Tighten all the screws connecting the parts of the cat tree. You might have to change the screws that came with the cat tree to longer, more reliable ones. Also, remember to wrap metal safety straps and brackets with thick padding so your cat won’t hurt themselves on them while they play.
Once you’ve secured all the parts of your cat tree to make it more stable, it’s time for testing. The best way to do it is to let your cat climb around and play like they always do. Supervise them while they do this to ensure that the cat tree doesn’t move while your cat is playing, no matter how excited they get.
If you’ve managed to tackle everything that was making the cat tree unstable, you’ll be able to let your cat enjoy their cat tree in peace. Be prepared to readjust a few things if the cat tree is still wobbling.
10. Buy a New Tree
Sometimes, there’s nothing that you can do to improve a cat tree. Maybe it’s too old and worn out, or your cat has outgrown it. Although kittens can be more active than adult cats, they’re also much lighter.
Once your cat is fully grown, their weight and exuberant play style might be too much for your cat tree to handle. If stabilizing your cat tree will cost more than buying a new one, it might be time to move on.
Why Should You Secure a Cat Tree?
While you might not have a problem with a short cat tree, a tall cat tree is less stable simply due to its height. That is why it’s recommended to secure it against a wall and place it in a corner to give it extra stability. There are several reasons that unstable cat trees are dangerous not just to your cat but also to you and your children.
For safety reasons, cat trees are designed to be heavy. When your cat hops from perch to perch, the tree can wobble if it’s not secured properly. If you have several cats fighting over the top perch, they may even make it wobble enough to topple over.
A falling cat tree can injure your cat, but it can also damage nearby furniture or land on children playing with your cats around the tree.
It’s not just the injury that your cat can sustain that they have to recover from but the trauma from experiencing the injury in the first place. If your cat associates your cat tree with danger, pain, and fear, they’ll stop using it.

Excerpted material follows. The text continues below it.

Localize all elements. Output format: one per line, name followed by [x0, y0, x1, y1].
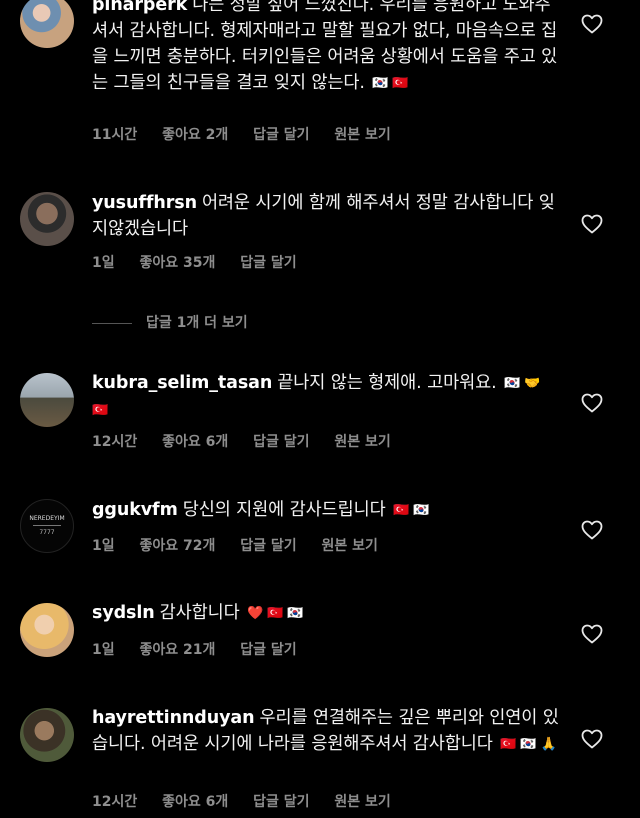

Sometimes, a bad fall isn’t the only thing that will upset your cat. The wobbling of a cat tree can be disconcerting enough that your cat won’t climb it at all, no matter how enticing the highest perches are. If they don’t feel safe, they’ll stay away.
If your cat loves to jump around and observe you from high spots around the house, a cat tree is an essential addition to your home décor. They’re fun and cozy, with plenty of space for your cat to nap or be out of the way for a while. However, they can also be dangerous, and ensuring they are stable will keep your cat safe as they play or climb up to the top. Make sure your cat tree is sturdy by following these tips and tricks.